We are considering testing Isaac Sim for path planning with obstacle avoidance for a 7 axis robotic arm in a constrained environment. We would need some clarification reading our understanding of the current capabilities.
Our robot evolves inside a box that is is relatively small. It is so small that the robot cannot fit into it in its zero angular position. Our pick points can be everywhere in the box. As a consequence, the paths are very narrow. The robot often collide with the environment. Most of time, it is intermediate parts that collides. Also, we have self collisions between robot parts. We also often push the robot into its joints limits.
Currently, we perform collision detection with PyBullet. If the tool collides, we push it out of collision using the collision direction. Then, if one intermediate part of the robot collides, we recompute and inverse kinematics using a rest pose that push the robot out of collision. If the robot self collide we unfold it and if it collide with environment we fold it. We need to iterate to find a equilibrium between these opposite constraints.
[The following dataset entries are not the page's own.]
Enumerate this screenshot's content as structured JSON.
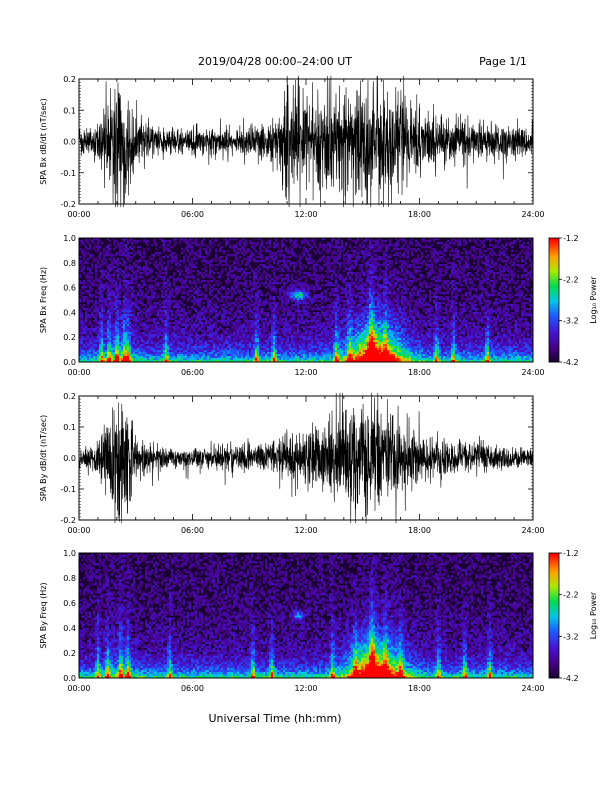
{
  "header": {
    "date_range": "2019/04/28  00:00–24:00 UT",
    "page": "Page 1/1"
  },
  "x_axis_label": "Universal Time (hh:mm)",
  "time_ticks": [
    "00:00",
    "06:00",
    "12:00",
    "18:00",
    "24:00"
  ],
  "colorbar_ticks": [
    "-1.2",
    "-2.2",
    "-3.2",
    "-4.2"
  ],
  "colorbar_label": "Log₁₀ Power",
  "colors": {
    "waveform": "#000000",
    "spectrogram_background": "#1a0033"
  },
  "chart_data": [
    {
      "type": "line",
      "ylabel": "SPA Bx dB/dt (nT/sec)",
      "xlim": [
        0,
        24
      ],
      "ylim": [
        -0.2,
        0.2
      ],
      "yticks": [
        "0.2",
        "0.1",
        "0.0",
        "-0.1",
        "-0.2"
      ],
      "amplitude_envelope": {
        "hours": [
          0,
          1,
          1.5,
          2,
          2.5,
          3,
          4,
          5,
          6,
          7,
          8,
          9,
          10,
          10.5,
          11,
          12,
          13,
          14,
          15,
          15.5,
          16,
          16.5,
          17,
          18,
          19,
          20,
          21,
          22,
          23,
          24
        ],
        "amplitude": [
          0.05,
          0.06,
          0.16,
          0.22,
          0.22,
          0.1,
          0.06,
          0.05,
          0.05,
          0.05,
          0.05,
          0.06,
          0.07,
          0.09,
          0.22,
          0.18,
          0.2,
          0.2,
          0.22,
          0.22,
          0.22,
          0.2,
          0.18,
          0.12,
          0.09,
          0.08,
          0.07,
          0.06,
          0.06,
          0.05
        ]
      }
    },
    {
      "type": "heatmap",
      "ylabel": "SPA Bx Freq (Hz)",
      "xlim": [
        0,
        24
      ],
      "ylim": [
        0,
        1.0
      ],
      "yticks": [
        "1.0",
        "0.8",
        "0.6",
        "0.4",
        "0.2",
        "0.0"
      ],
      "zlim": [
        -4.2,
        -1.2
      ],
      "zlabel": "Log₁₀ Power"
    },
    {
      "type": "line",
      "ylabel": "SPA By dB/dt (nT/sec)",
      "xlim": [
        0,
        24
      ],
      "ylim": [
        -0.2,
        0.2
      ],
      "yticks": [
        "0.2",
        "0.1",
        "0.0",
        "-0.1",
        "-0.2"
      ],
      "amplitude_envelope": {
        "hours": [
          0,
          1,
          1.5,
          2,
          2.5,
          3,
          4,
          5,
          6,
          7,
          8,
          9,
          10,
          10.5,
          11,
          12,
          13,
          14,
          15,
          15.5,
          16,
          16.5,
          17,
          18,
          19,
          20,
          21,
          22,
          23,
          24
        ],
        "amplitude": [
          0.04,
          0.06,
          0.18,
          0.22,
          0.22,
          0.08,
          0.05,
          0.04,
          0.04,
          0.04,
          0.05,
          0.05,
          0.06,
          0.07,
          0.1,
          0.1,
          0.14,
          0.18,
          0.22,
          0.22,
          0.22,
          0.18,
          0.14,
          0.1,
          0.08,
          0.06,
          0.06,
          0.05,
          0.04,
          0.04
        ]
      }
    },
    {
      "type": "heatmap",
      "ylabel": "SPA By Freq (Hz)",
      "xlim": [
        0,
        24
      ],
      "ylim": [
        0,
        1.0
      ],
      "yticks": [
        "1.0",
        "0.8",
        "0.6",
        "0.4",
        "0.2",
        "0.0"
      ],
      "zlim": [
        -4.2,
        -1.2
      ],
      "zlabel": "Log₁₀ Power"
    }
  ]
}
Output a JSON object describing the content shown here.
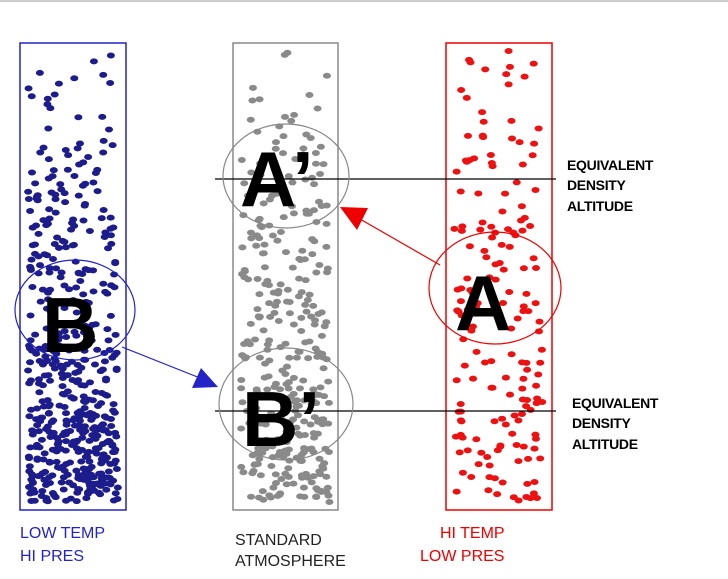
{
  "columns": [
    {
      "lines": [
        "LOW TEMP",
        "HI PRES"
      ],
      "letter": "B"
    },
    {
      "lines": [
        "STANDARD",
        "ATMOSPHERE"
      ],
      "letters": [
        "A’",
        "B’"
      ]
    },
    {
      "lines": [
        "HI TEMP",
        "LOW PRES"
      ],
      "letter": "A"
    }
  ],
  "annotations": [
    {
      "lines": [
        "EQUIVALENT",
        "DENSITY",
        "ALTITUDE"
      ]
    },
    {
      "lines": [
        "EQUIVALENT",
        "DENSITY",
        "ALTITUDE"
      ]
    }
  ]
}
This works, but this can take a while to converge, what is not compatible with the production constraints of time.
When we ask for direction we always have the same answer: try ROS and Moveit.
This is a big rewamp of the project because we don’t use ROS and everything is in Python, while Moveit 2 Python API for ROS does not seem to be mature enough for this need, what mean that we need to switch the planner to C++.
We have seen the Motion Generation page of Isaac documentation and RMPFlow. It seems to be easier to deploy than Moveit. Also, we are very interested into the realistic simulation of Isaac Sim because we work a lot with computer vision.
What is less clear for us is the degree of maturity of the path planning with collisions avoidance of RMPFlow for 7 axis robotic arms.
Our project is tile constrained. If we gain time by using a solution that is easier to code in Python but then we face limitations that create the need for lots of custom code, it is not a gain.
We have seen that RMPFlow includes an algorithm for obstacle avoidance. It mentions the collisions between the robot parts and the environment, but not the self collisions between the different robot parts. Is it included?
One approach would be to ask RMPFlow to generate a trajectory that avoids obstacles and then, if it fails, to rollback to our custom algorithm, replacing PyBullet obstacle detection by the one of Isaac Sim.
For that we need a detailed report on collisions between robot parts and the environments and between robot parts themselves. This report has to include the extreme points of penetration, so that we can compute a vector to find the direction that gets us out of collision.
Is it something that Isaac Sim can provide?
Thanks a lot for the clarifications!
Ho, and some less important side questions…
It may also be interesting to test some OMPL algorithms. We can do that using the Python API of OMPL. Unless there are already some integrations?
Also, our robot has strange joints angular limits. Some limits are not fixed. They depend upon a linear combination of the axis angles. Currently we cannot manage this with PyBullet. The only solution we found is to reject inverse kinematics out of limits after calculus and to push back into the limits with a rest pose that unfold the robot. Unless there are better options with Isaac?